Hear Ye, Hear Ye! All (well, maybe just a wee bit) the news that’s fit to print… and even more that isn’t but is printed anyway. Of the articles I come across, some may be worth sharing even if I, and possibly you, aren’t supportive of what is being reported. There may be something of interest to you in this line up of articles.
Denver: Another Strike Against The Backdrop Of Bad Education Reform
Another teacher strike. I expect we will see more of them. Yes, pay is an issue but it seems reform measures play a big role in the strikes we have seen in the last year or so. The portfolio model appears to play a part in this strike. Peter Greene wrote about this model in a recent article called Portfolio School Management For Dummies. Here’s some quotes from Peter’s article about the Denver strike.
About the portfolio model being used in Denver…
Think of this type of model as a forced merger between public and charter schools, with the resulting entity run by charter philosophy.
Slowly becoming a private system
Since 2005, Denver has closed 48 schools and opened 70; most of the new schools are charter schools. Denver under portfolios is a slow-motion model of turning a public school system private, a New Orleans without a Katrina to clean out the public system in one fell swoop.
Big money, including out of state donations, have funded school board elections in Denver as it has in many other locations in recent years. The rich and the powerful attempting to influence and control everything? What happened to local control? There are places, Denver included, where voters aren’t always going with the best funded candidate.

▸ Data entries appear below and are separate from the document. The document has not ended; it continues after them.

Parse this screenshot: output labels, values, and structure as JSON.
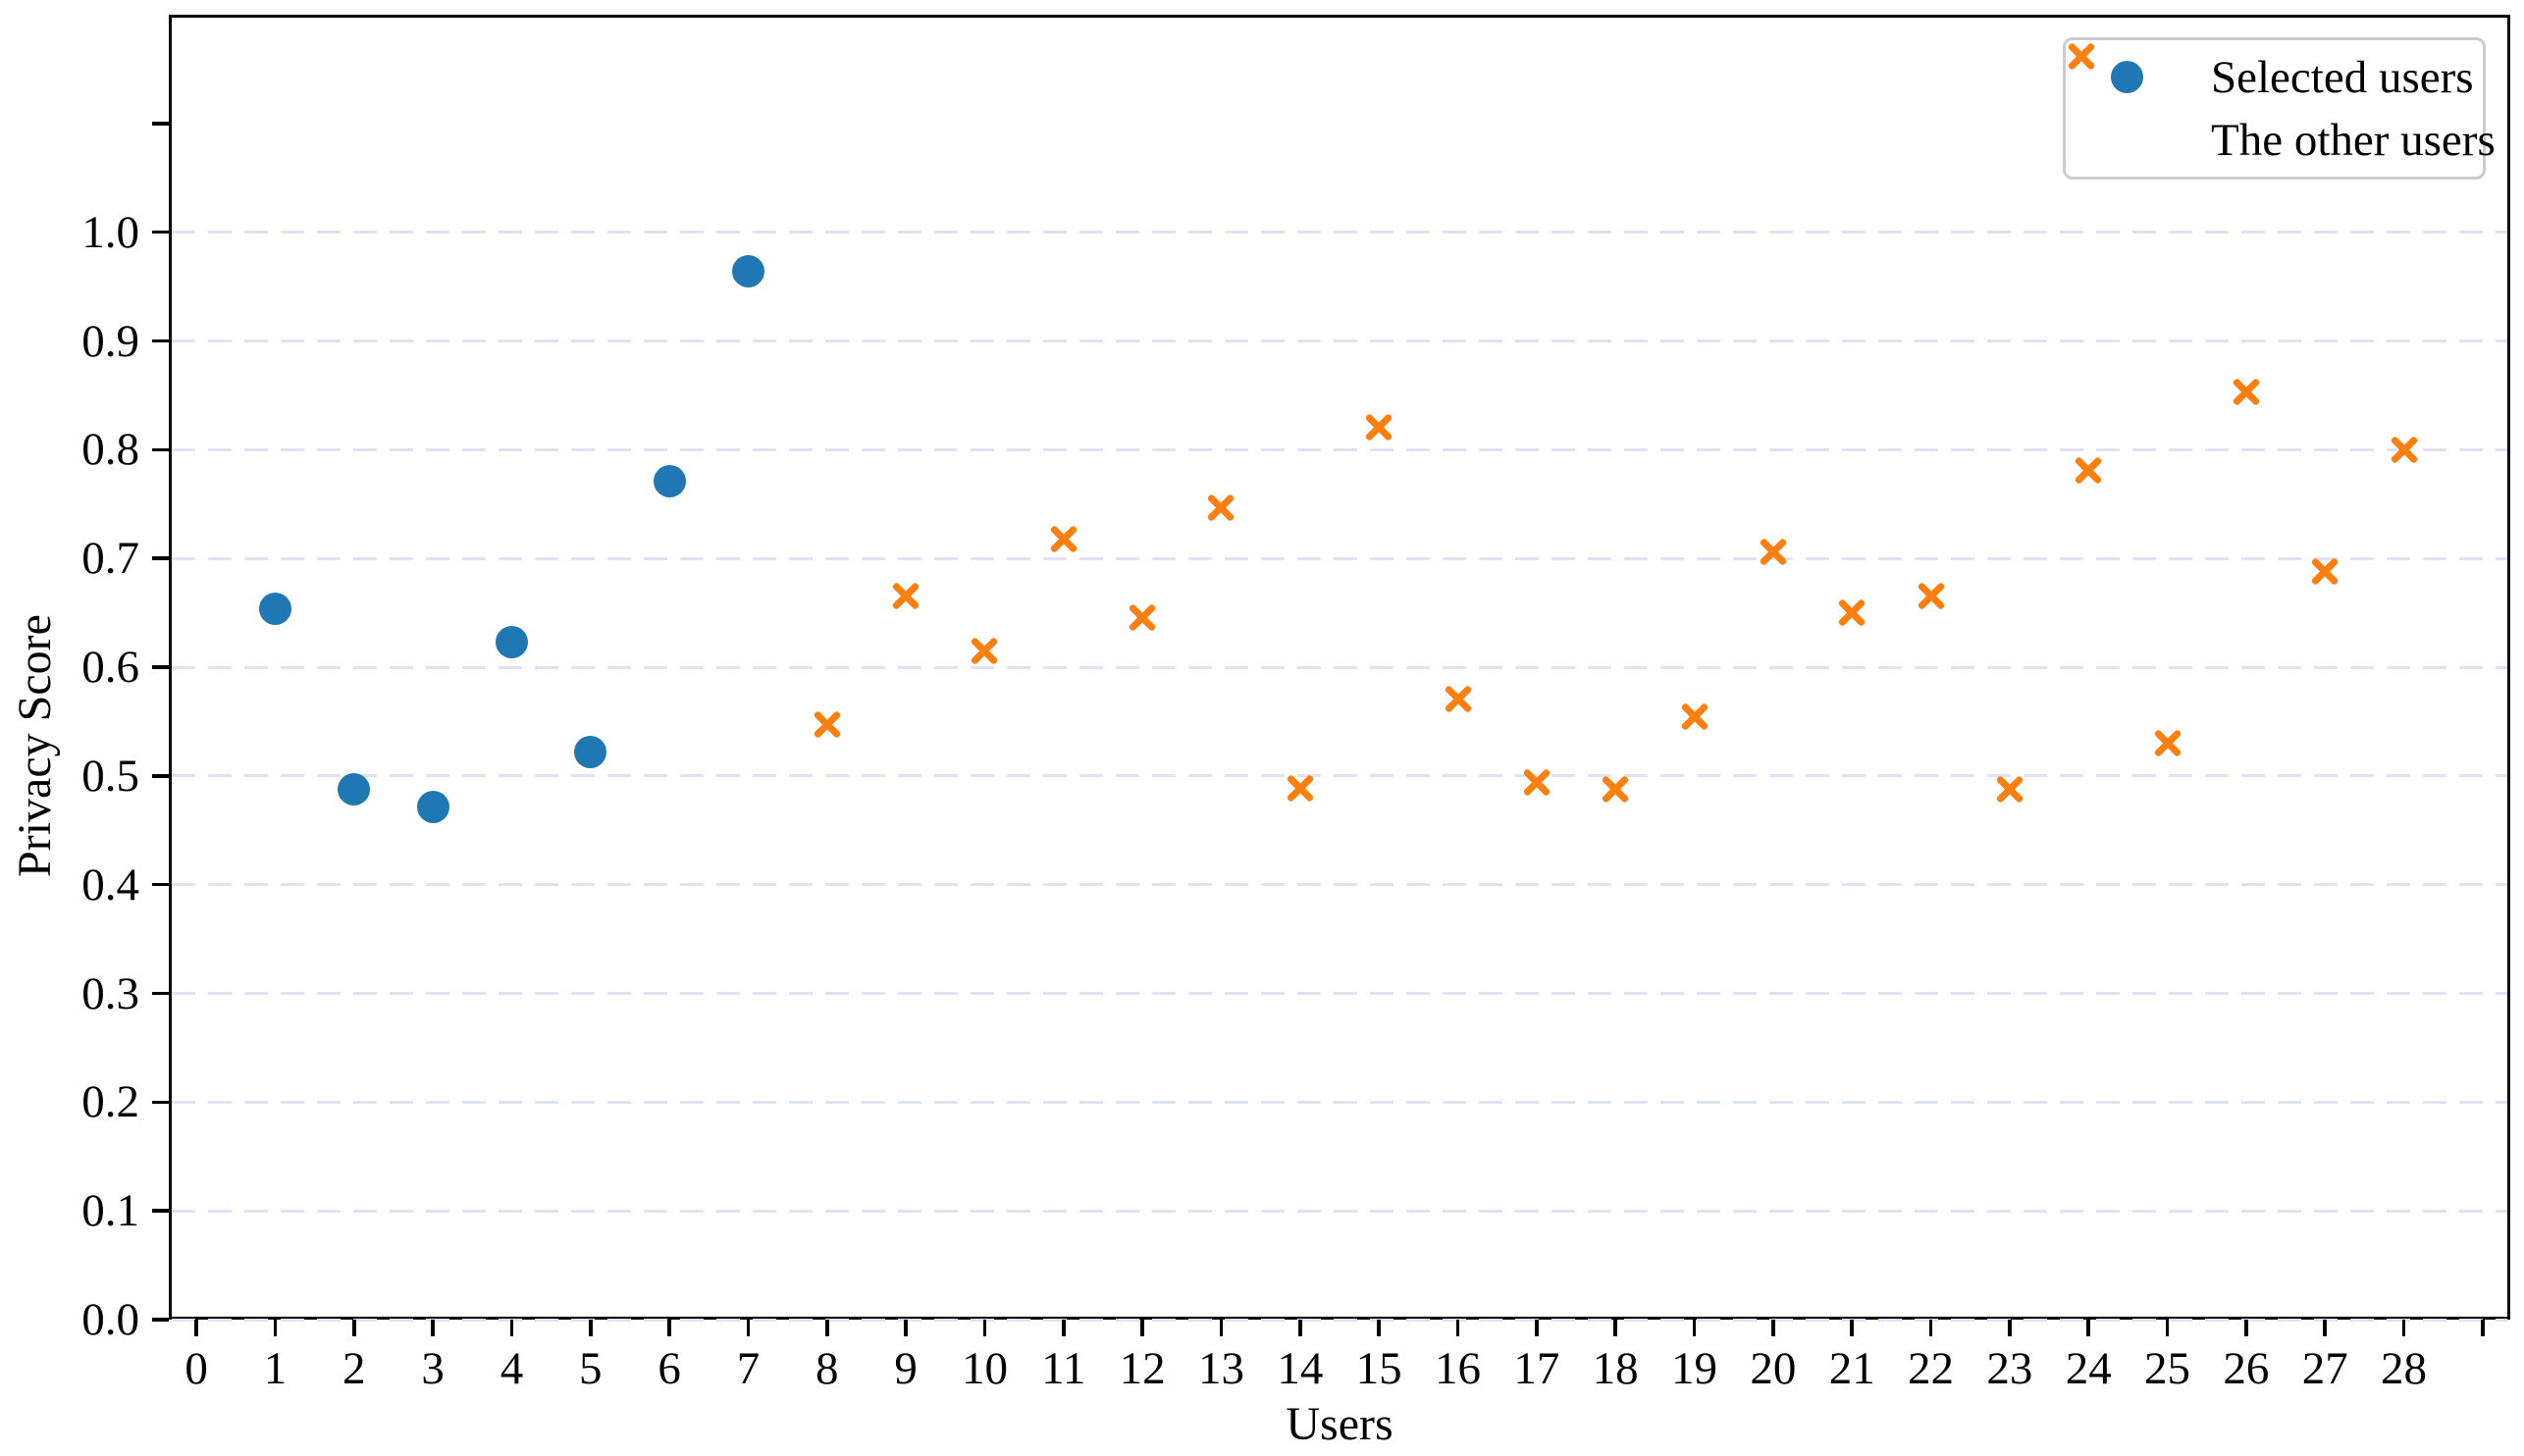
{
  "figure": {
    "background": "#ffffff",
    "axis_color": "#000000",
    "grid_color": "#e2e2f6",
    "legend_border_color": "#cccccc"
  },
  "chart_data": {
    "type": "scatter",
    "title": "",
    "xlabel": "Users",
    "ylabel": "Privacy Score",
    "xlim": [
      -0.35,
      29.35
    ],
    "ylim": [
      0,
      1.2
    ],
    "grid": {
      "axis": "y",
      "style": "dashed",
      "color": "#e2e2f6",
      "values": [
        0.0,
        0.1,
        0.2,
        0.3,
        0.4,
        0.5,
        0.6,
        0.7,
        0.8,
        0.9,
        1.0
      ]
    },
    "x_ticks": {
      "values": [
        0,
        1,
        2,
        3,
        4,
        5,
        6,
        7,
        8,
        9,
        10,
        11,
        12,
        13,
        14,
        15,
        16,
        17,
        18,
        19,
        20,
        21,
        22,
        23,
        24,
        25,
        26,
        27,
        28,
        29
      ],
      "labels": [
        "0",
        "1",
        "2",
        "3",
        "4",
        "5",
        "6",
        "7",
        "8",
        "9",
        "10",
        "11",
        "12",
        "13",
        "14",
        "15",
        "16",
        "17",
        "18",
        "19",
        "20",
        "21",
        "22",
        "23",
        "24",
        "25",
        "26",
        "27",
        "28",
        ""
      ]
    },
    "y_ticks": {
      "values": [
        0.0,
        0.1,
        0.2,
        0.3,
        0.4,
        0.5,
        0.6,
        0.7,
        0.8,
        0.9,
        1.0,
        1.1
      ],
      "labels": [
        "0.0",
        "0.1",
        "0.2",
        "0.3",
        "0.4",
        "0.5",
        "0.6",
        "0.7",
        "0.8",
        "0.9",
        "1.0",
        ""
      ]
    },
    "legend": {
      "position": "upper right",
      "entries": [
        {
          "label": "Selected users",
          "marker": "circle",
          "color": "#1f77b4"
        },
        {
          "label": "The other users",
          "marker": "x",
          "color": "#ff7f0e"
        }
      ]
    },
    "series": [
      {
        "name": "Selected users",
        "marker": "circle",
        "color": "#1f77b4",
        "points": [
          [
            1,
            0.654
          ],
          [
            2,
            0.488
          ],
          [
            3,
            0.471
          ],
          [
            4,
            0.623
          ],
          [
            5,
            0.522
          ],
          [
            6,
            0.771
          ],
          [
            7,
            0.964
          ]
        ]
      },
      {
        "name": "The other users",
        "marker": "x",
        "color": "#ff7f0e",
        "points": [
          [
            8,
            0.547
          ],
          [
            9,
            0.665
          ],
          [
            10,
            0.615
          ],
          [
            11,
            0.718
          ],
          [
            12,
            0.646
          ],
          [
            13,
            0.747
          ],
          [
            14,
            0.489
          ],
          [
            15,
            0.821
          ],
          [
            16,
            0.571
          ],
          [
            17,
            0.494
          ],
          [
            18,
            0.488
          ],
          [
            19,
            0.554
          ],
          [
            20,
            0.706
          ],
          [
            21,
            0.65
          ],
          [
            22,
            0.665
          ],
          [
            23,
            0.488
          ],
          [
            24,
            0.781
          ],
          [
            25,
            0.53
          ],
          [
            26,
            0.853
          ],
          [
            27,
            0.688
          ],
          [
            28,
            0.8
          ]
        ]
      }
    ]
  }
}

Denver school board races have been unusually tempestuous. By 2013, big money was a regular feature of the elections, with the 2015 race drawing hundreds of thousands of out-of-state contributions, most funneled through Democrats for Education Reform and their activist arm, Education Reform Now Action (ERNA is not required to identify its contributors). 2015 was a successful race for reform candidates, but 2017, though it featured even more money (almost three quarters of a million from ERNA alone) saw two of the four reform-supporting incumbents defeated. Turns out not everybody believes the reformsters are headed in the right direction.
Chalkbeat revealed that the district has 1 administrator for every 7.5 teachers–197 total administrators.
Charter schools in particular tend to be top-heavy, with study after study after study showing that they spend far more on administrative costs than public school districts do.
Crucial biometric privacy law survives Illinois court fight
This is definitely a victory for privacy advocates.